Retailers often use their stores as mini fulfilment centres as they are located much closer to customers than large warehouses, allowing for quicker and more sustainable hyper-local deliveries.

A client of ours, Lush, uses the ship-from-store model to reduce their delivery emissions. A delivery from their warehouse in Poole to Braehead, Glasgow is approx. 460 miles, but to deliver to Braehead from a local store, it just takes 5 miles. That’s a 99% reduction in miles travelled, by shipping from the store.

We’re all about load optimisation, not just route optimisation. Bundling items together on these shorter journeys is another way to keep carbon emissions low and to maximise the number of deliveries per mile. Lush offers their customers specific delivery times and dates so their system can group orders together. This leads to fuller, but less vehicles (and emissions) on the road.

 

MICRO-FULFILMENT CENTRES (MFCs)

No store? No problem. Micro-fulfilment centres are a great alternative. 

MFCs are small spaces (e.g. mini warehouses) located in urban areas where storing, picking and packing is completed. Local fulfilment like this could decrease delivery traffic by 13% in London, saving 144k tonnes in carbon emissions – that’s 17% of all delivery van emissions.

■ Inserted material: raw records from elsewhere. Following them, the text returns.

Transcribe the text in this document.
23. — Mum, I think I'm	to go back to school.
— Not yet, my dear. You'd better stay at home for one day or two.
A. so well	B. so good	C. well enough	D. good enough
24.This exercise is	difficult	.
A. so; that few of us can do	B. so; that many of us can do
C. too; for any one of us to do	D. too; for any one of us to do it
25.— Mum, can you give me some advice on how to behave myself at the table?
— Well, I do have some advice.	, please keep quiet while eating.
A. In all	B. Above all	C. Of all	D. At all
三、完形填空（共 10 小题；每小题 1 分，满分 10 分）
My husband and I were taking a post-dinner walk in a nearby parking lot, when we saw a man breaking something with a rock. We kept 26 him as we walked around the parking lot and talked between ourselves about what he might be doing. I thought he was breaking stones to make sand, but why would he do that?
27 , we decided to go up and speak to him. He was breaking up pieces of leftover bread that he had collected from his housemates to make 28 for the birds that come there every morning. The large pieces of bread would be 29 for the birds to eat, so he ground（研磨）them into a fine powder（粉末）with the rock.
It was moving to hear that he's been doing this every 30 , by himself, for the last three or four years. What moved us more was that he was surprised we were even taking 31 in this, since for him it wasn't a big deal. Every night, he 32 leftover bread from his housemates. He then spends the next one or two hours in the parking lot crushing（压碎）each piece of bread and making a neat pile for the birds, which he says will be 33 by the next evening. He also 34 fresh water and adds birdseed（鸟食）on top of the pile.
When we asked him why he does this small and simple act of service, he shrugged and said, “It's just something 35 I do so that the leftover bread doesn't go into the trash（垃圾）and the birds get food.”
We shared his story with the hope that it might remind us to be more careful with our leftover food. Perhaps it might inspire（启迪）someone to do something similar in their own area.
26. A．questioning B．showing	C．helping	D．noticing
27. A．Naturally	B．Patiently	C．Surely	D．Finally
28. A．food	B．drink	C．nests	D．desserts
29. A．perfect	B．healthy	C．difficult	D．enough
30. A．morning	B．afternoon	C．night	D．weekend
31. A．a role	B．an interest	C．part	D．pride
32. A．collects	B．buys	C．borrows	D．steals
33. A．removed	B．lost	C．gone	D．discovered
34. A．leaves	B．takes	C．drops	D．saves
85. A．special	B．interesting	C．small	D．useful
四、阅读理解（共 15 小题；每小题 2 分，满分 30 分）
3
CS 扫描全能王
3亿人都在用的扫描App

And, they’re easier to set up than you think. Just get the right partners on board like our pals Parcelly, who can hook you up with a vast hub network across the country. Parcelly’s expansive hub infrastructure, paired with Gophr’s nationwide last-mile fulfilment means that together we can offer retailers, and the end customer, shorter delivery times, faster inventory turnaround, reduced overheads, and an altogether more sustainable delivery option.

(Accenture)

EFFICIENT FULFILMENT OPERATIONS

Whether you’re thinking of localising your deliveries or you’re already doing so, here are a few ways to optimise your fulfilment operations to help reduce your environmental impact even further…

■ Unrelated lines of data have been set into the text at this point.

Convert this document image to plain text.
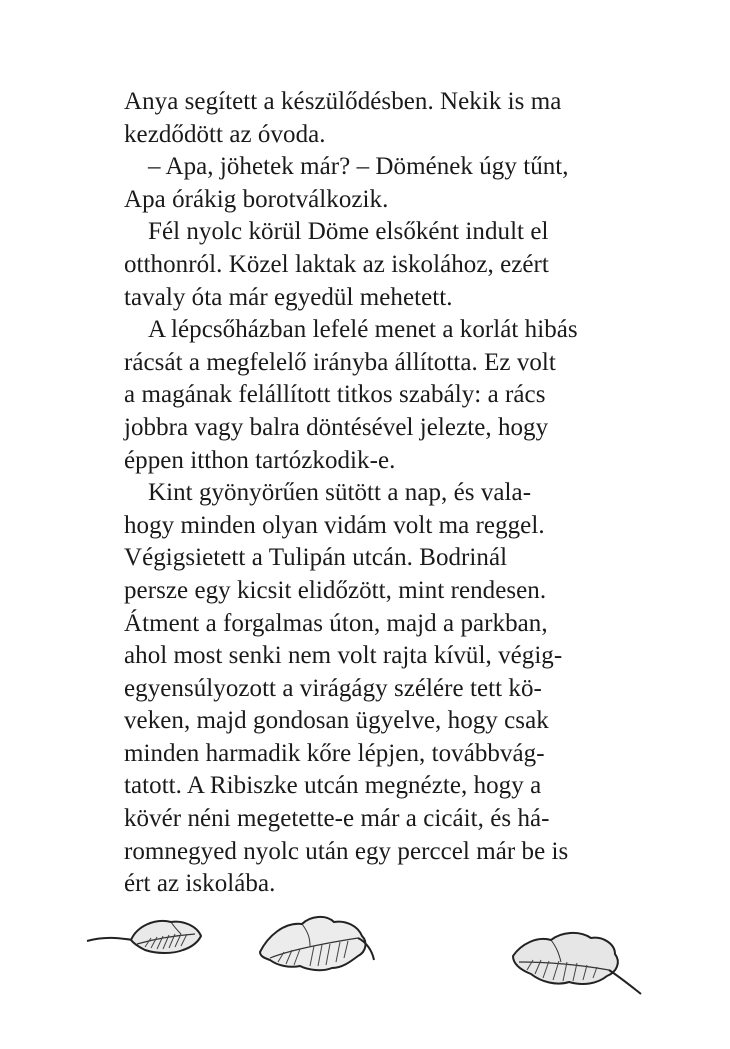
Anya segített a készülődésben. Nekik is ma
kezdődött az óvoda.
– Apa, jöhetek már? – Dömének úgy tűnt,
Apa órákig borotválkozik.
Fél nyolc körül Döme elsőként indult el
otthonról. Közel laktak az iskolához, ezért
tavaly óta már egyedül mehetett.
A lépcsőházban lefelé menet a korlát hibás
rácsát a megfelelő irányba állította. Ez volt
a magának felállított titkos szabály: a rács
jobbra vagy balra döntésével jelezte, hogy
éppen itthon tartózkodik-e.
Kint gyönyörűen sütött a nap, és vala-
hogy minden olyan vidám volt ma reggel.
Végigsietett a Tulipán utcán. Bodrinál
persze egy kicsit elidőzött, mint rendesen.
Átment a forgalmas úton, majd a parkban,
ahol most senki nem volt rajta kívül, végig-
egyensúlyozott a virágágy szélére tett kö-
veken, majd gondosan ügyelve, hogy csak
minden harmadik kőre lépjen, továbbvág-
tatott. A Ribiszke utcán megnézte, hogy a
kövér néni megetette-e már a cicáit, és há-
romnegyed nyolc után egy perccel már be is
ért az iskolába.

    • Fulfilment area layout: Design the floor layout so orders can be picked, packed and distributed in the most efficient way possible. Screwfix’s mini warehouses have wider aisles, and strategically placed shelving units to speed up the pick and pack process.
    • Effective loading: Use AI to organise parcels by weight and size to make better use of a vehicle’s maximum capacity. Load optimisation + route optimisation = less emissions.
    • Well trained staff: Make sure your staff can pick and pack efficiently so that parcels are ready at time of pick up to avoid courier waiting times.
    • Get notified: Work with a delivery partner who’ll send a clear notification ahead of time to tell you that a courier is on their way with a clear ETA and tracking link.
    • Route optimisation: Use smart tech to distribute parcels into vehicles that are heading in the same direction.